UPS Inc. today, April 23, said first-quarter profit for the three months ended March 31 fell to $401 million compared to profit of $906 million a year ago, a decline of more than 55 percent. Revenue was $10.94 billion, down 13 percent from $12.68 billion.
Consolidated average daily volume totaled 14.5 million packages, a 3.9 percent decline; average revenue per piece decreased 6.9 percent, reflecting changes in product mix, declining fuel surcharges and weight per package and the negative impact of currency. The company’s international segment also was affected, posting a 1 percent volume decline with some benefit from the timing of Easter in March; the 15.3 percent decline in revenue per piece reflected similar negative trends as in the U.S. small package operation as well as the negative impact of currency.
“As economic activity deteriorated throughout the world during the quarter, we managed costs while maintaining our excellent service to our customers,” said Scott Davis, chairman and chief executive officer of Atlanta-based UPS. “We are optimistic about the company’s future. UPS is becoming an even leaner, more efficient enterprise, making many improvements that are sustainable when the economic climate strengthens.”

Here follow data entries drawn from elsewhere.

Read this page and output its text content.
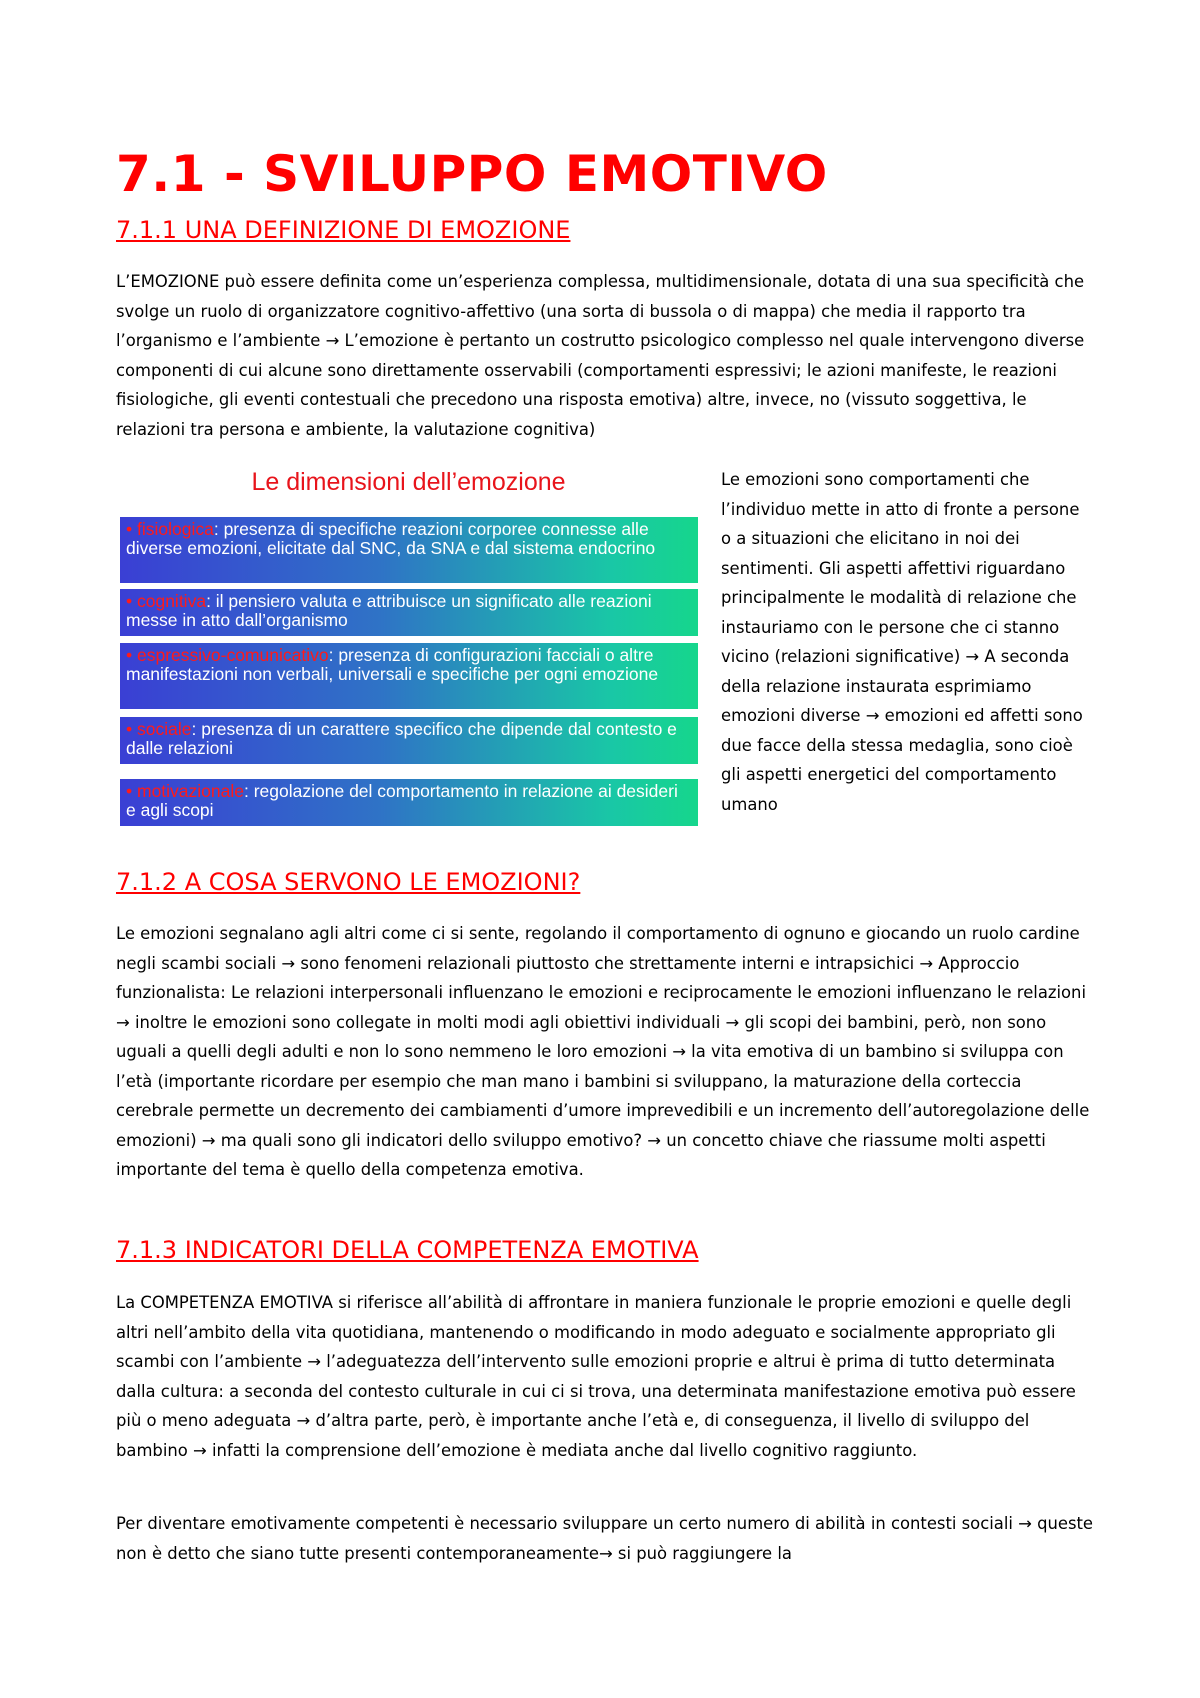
7.1 - SVILUPPO EMOTIVO
7.1.1 UNA DEFINIZIONE DI EMOZIONE

L’EMOZIONE può essere definita come un’esperienza complessa, multidimensionale, dotata di una sua specificità che svolge un ruolo di organizzatore cognitivo-affettivo (una sorta di bussola o di mappa) che media il rapporto tra l’organismo e l’ambiente → L’emozione è pertanto un costrutto psicologico complesso nel quale intervengono diverse componenti di cui alcune sono direttamente osservabili (comportamenti espressivi; le azioni manifeste, le reazioni fisiologiche, gli eventi contestuali che precedono una risposta emotiva) altre, invece, no (vissuto soggettiva, le relazioni tra persona e ambiente, la valutazione cognitiva)

Le dimensioni dell’emozione
• fisiologica: presenza di specifiche reazioni corporee connesse alle diverse emozioni, elicitate dal SNC, da SNA e dal sistema endocrino
• cognitiva: il pensiero valuta e attribuisce un significato alle reazioni messe in atto dall’organismo
• espressivo-comunicativo: presenza di configurazioni facciali o altre manifestazioni non verbali, universali e specifiche per ogni emozione
• sociale: presenza di un carattere specifico che dipende dal contesto e dalle relazioni
• motivazionale: regolazione del comportamento in relazione ai desideri e agli scopi

Le emozioni sono comportamenti che l’individuo mette in atto di fronte a persone o a situazioni che elicitano in noi dei sentimenti. Gli aspetti affettivi riguardano principalmente le modalità di relazione che instauriamo con le persone che ci stanno vicino (relazioni significative) → A seconda della relazione instaurata esprimiamo emozioni diverse → emozioni ed affetti sono due facce della stessa medaglia, sono cioè gli aspetti energetici del comportamento umano

7.1.2 A COSA SERVONO LE EMOZIONI?

Le emozioni segnalano agli altri come ci si sente, regolando il comportamento di ognuno e giocando un ruolo cardine negli scambi sociali → sono fenomeni relazionali piuttosto che strettamente interni e intrapsichici → Approccio funzionalista: Le relazioni interpersonali influenzano le emozioni e reciprocamente le emozioni influenzano le relazioni → inoltre le emozioni sono collegate in molti modi agli obiettivi individuali → gli scopi dei bambini, però, non sono uguali a quelli degli adulti e non lo sono nemmeno le loro emozioni → la vita emotiva di un bambino si sviluppa con l’età (importante ricordare per esempio che man mano i bambini si sviluppano, la maturazione della corteccia cerebrale permette un decremento dei cambiamenti d’umore imprevedibili e un incremento dell’autoregolazione delle emozioni) → ma quali sono gli indicatori dello sviluppo emotivo? → un concetto chiave che riassume molti aspetti importante del tema è quello della competenza emotiva.

7.1.3 INDICATORI DELLA COMPETENZA EMOTIVA

La COMPETENZA EMOTIVA si riferisce all’abilità di affrontare in maniera funzionale le proprie emozioni e quelle degli altri nell’ambito della vita quotidiana, mantenendo o modificando in modo adeguato e socialmente appropriato gli scambi con l’ambiente → l’adeguatezza dell’intervento sulle emozioni proprie e altrui è prima di tutto determinata dalla cultura: a seconda del contesto culturale in cui ci si trova, una determinata manifestazione emotiva può essere più o meno adeguata → d’altra parte, però, è importante anche l’età e, di conseguenza, il livello di sviluppo del bambino → infatti la comprensione dell’emozione è mediata anche dal livello cognitivo raggiunto.

Per diventare emotivamente competenti è necessario sviluppare un certo numero di abilità in contesti sociali → queste non è detto che siano tutte presenti contemporaneamente→ si può raggiungere la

Kurt Kuehn, the company’s chief financial officer, said UPS is pleased that its cost-control initiatives are on plan and producing the benefits they were designed to achieve. “In fact, we have identified $300 million in additional initiatives to help offset some of the recessionary impacts we’re experiencing,” Kuehn said.
UPS expects the second quarter will be another difficult one, Kuehn said. “Economic indicators tell us recovery in the U.S. might begin late this year, but more likely not until 2010,” he said. “UPS is financially the strongest company in our industry. This strength, coupled with our broad product portfolio and the most extensive international presence, will help ensure our customers receive the best in transportation solutions and service.”